FYI. I note in this report, "However, as much as the light from TOI-849b's star would sear the
exoplanet, the scientists noted such heating alone might still not strip a gas giant's atmosphere down to nearly the planet's core. They estimated the star is about 6.7 billion years old. Given that amount of time, as well as TOI-849b's distance from its star, they calculated a Jupiter-like gas giant would have lost only a few percent of its mass due to stellar radiation to date...All in all, TOI-849b may give scientists a glimpse at what the core of a gas giant looks like.
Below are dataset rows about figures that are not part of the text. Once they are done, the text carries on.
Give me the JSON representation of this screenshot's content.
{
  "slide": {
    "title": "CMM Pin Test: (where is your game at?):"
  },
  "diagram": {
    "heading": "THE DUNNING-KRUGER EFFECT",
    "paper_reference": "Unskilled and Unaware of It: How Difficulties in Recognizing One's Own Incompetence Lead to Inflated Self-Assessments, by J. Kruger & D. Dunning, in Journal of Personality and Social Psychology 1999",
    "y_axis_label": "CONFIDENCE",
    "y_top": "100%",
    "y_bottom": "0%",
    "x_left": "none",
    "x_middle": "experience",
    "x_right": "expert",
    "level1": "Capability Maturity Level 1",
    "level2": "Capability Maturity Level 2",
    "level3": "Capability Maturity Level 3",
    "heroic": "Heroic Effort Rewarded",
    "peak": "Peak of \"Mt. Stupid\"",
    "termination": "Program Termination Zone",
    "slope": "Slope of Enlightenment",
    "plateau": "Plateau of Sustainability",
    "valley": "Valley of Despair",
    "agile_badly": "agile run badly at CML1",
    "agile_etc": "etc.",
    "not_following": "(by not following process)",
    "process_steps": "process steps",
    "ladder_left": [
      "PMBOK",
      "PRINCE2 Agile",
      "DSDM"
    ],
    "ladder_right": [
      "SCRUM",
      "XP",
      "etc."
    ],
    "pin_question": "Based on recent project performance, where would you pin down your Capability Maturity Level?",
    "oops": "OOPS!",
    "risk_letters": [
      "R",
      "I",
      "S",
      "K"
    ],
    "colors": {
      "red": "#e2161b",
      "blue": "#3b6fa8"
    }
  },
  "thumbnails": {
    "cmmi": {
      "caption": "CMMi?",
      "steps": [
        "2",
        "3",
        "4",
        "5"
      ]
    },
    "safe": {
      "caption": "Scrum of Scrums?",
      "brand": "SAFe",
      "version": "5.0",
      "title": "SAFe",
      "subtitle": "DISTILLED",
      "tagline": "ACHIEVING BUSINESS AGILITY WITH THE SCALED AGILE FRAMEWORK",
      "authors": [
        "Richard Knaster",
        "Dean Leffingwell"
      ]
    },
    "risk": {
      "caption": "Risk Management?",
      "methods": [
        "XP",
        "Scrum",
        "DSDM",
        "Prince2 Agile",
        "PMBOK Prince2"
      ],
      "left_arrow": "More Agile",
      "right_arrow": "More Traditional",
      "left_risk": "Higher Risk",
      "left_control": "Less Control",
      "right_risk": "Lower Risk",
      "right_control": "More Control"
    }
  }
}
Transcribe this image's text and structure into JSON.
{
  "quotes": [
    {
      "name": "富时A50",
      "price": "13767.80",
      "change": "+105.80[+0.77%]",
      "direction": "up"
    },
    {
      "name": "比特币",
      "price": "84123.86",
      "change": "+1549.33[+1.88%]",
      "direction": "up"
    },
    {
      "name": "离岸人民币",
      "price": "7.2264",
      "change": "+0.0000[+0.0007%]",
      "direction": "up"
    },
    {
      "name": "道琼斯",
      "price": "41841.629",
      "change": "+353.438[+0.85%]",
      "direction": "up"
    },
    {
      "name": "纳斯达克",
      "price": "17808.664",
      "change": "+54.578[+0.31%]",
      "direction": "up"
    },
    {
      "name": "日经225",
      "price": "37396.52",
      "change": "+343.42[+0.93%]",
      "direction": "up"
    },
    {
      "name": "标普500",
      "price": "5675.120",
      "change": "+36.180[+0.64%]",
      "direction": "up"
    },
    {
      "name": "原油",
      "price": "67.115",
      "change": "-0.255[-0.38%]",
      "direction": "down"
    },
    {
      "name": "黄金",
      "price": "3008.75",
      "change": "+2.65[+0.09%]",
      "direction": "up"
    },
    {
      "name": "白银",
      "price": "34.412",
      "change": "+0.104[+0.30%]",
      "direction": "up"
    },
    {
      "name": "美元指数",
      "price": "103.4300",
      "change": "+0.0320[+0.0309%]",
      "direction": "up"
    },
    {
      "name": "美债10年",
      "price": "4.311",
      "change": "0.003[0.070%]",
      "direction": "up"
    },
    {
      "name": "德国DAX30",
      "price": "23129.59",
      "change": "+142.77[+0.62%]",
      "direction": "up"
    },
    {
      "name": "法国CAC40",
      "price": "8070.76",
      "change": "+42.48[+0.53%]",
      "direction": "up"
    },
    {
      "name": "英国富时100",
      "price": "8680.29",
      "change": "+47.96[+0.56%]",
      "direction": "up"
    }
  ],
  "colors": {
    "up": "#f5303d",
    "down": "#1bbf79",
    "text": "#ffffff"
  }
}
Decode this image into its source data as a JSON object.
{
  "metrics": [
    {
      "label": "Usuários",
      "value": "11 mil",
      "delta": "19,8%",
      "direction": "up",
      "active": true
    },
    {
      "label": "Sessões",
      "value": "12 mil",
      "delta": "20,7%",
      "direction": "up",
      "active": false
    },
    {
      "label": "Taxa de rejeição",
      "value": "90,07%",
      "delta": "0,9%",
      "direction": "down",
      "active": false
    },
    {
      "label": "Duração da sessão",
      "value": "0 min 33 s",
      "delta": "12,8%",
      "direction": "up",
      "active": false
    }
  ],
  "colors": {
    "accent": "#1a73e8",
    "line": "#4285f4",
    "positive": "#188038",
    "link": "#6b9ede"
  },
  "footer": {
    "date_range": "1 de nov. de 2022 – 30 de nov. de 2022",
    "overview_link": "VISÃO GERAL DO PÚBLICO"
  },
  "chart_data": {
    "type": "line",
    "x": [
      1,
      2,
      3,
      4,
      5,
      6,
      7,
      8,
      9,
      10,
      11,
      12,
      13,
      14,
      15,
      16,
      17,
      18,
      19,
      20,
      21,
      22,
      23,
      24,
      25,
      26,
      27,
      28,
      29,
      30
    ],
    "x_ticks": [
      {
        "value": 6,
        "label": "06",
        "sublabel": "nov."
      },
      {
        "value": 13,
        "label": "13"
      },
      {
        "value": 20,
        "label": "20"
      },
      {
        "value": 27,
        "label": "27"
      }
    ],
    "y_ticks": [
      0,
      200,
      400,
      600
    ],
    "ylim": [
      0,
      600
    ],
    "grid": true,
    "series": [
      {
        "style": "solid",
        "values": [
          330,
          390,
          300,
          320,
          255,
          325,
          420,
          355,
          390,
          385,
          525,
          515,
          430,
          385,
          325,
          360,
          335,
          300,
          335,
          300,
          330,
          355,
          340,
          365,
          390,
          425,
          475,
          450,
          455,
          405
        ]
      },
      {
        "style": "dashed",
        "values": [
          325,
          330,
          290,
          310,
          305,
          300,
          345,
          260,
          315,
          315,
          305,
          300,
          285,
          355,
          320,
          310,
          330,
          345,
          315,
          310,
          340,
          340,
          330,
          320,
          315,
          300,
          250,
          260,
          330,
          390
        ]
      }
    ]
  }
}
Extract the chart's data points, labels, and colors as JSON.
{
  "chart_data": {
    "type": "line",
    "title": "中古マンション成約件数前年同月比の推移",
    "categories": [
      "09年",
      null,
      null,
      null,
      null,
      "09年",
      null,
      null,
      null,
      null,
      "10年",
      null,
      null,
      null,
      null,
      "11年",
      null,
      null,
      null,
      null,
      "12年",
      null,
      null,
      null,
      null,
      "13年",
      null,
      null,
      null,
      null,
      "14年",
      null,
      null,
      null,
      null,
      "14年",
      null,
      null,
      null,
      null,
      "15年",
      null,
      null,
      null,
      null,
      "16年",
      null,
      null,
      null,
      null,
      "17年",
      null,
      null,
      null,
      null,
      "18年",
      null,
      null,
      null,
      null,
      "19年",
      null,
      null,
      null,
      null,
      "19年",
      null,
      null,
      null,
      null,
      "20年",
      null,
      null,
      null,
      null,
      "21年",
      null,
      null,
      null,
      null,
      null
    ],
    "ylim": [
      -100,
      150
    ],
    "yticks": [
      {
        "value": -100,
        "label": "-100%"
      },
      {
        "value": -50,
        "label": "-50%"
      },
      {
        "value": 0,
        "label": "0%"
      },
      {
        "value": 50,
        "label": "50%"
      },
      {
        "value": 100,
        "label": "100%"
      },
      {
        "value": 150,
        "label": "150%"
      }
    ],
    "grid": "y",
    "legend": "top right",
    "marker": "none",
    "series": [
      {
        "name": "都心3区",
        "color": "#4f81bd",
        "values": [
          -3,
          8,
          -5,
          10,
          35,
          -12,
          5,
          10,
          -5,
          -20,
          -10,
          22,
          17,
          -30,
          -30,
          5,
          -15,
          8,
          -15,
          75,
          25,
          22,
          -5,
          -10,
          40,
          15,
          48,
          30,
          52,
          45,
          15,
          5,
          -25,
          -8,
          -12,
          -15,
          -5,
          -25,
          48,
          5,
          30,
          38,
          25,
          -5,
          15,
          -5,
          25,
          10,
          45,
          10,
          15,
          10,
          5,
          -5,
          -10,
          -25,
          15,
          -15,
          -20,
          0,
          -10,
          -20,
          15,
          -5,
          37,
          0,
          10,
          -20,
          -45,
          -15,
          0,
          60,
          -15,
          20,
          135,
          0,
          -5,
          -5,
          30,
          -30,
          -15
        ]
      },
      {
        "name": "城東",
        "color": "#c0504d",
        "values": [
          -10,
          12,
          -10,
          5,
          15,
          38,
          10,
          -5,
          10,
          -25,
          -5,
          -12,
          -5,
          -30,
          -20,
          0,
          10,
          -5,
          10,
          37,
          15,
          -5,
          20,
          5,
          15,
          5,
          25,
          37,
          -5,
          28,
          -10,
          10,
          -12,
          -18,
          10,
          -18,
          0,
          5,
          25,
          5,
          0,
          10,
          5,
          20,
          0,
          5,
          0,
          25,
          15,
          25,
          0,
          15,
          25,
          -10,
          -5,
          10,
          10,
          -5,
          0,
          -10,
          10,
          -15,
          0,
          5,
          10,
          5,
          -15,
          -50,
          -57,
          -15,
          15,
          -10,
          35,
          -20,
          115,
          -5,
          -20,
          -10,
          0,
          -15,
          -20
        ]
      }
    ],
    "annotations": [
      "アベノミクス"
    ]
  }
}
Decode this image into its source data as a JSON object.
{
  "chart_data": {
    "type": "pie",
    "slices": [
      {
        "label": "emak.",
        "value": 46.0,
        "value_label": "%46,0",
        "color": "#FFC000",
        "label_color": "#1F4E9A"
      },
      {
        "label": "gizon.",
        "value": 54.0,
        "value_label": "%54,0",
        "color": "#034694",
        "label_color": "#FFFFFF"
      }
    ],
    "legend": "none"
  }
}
Future research may directly observe that core's composition by analyzing evaporated material in the exoplanet's remaining atmosphere. Further work may also investigate whether this exoplanet actually was a gas giant whose atmosphere was stripped away by the light from its star. "They claim that it's unlikely, but these calculations are hard to do," Raymond said. The new study, which was led by David Armstrong of the University of Warwick in England, has been accepted by the journal Nature. You can read a
preprint of the paper for free at arXiv.org."
Another report shows the core gas giant interpretation, is tentative as well, ref -
http://exoplanet.eu/catalog/toi-849_b/, "Armstrong et al. (2020) : TOI-489 b is probably a remnant planetary core. The equilibrium telmperature is computed assuming an albedo of 0.3."
The gas giant core view remains to be confirmed. If this exoplanet formed in situ, problems show up in protoplanetary disk accretion. Also the age calculation for the host star is not as straight forward as H-R diagrams for open clusters and globular clusters showing main sequence turn-off ages.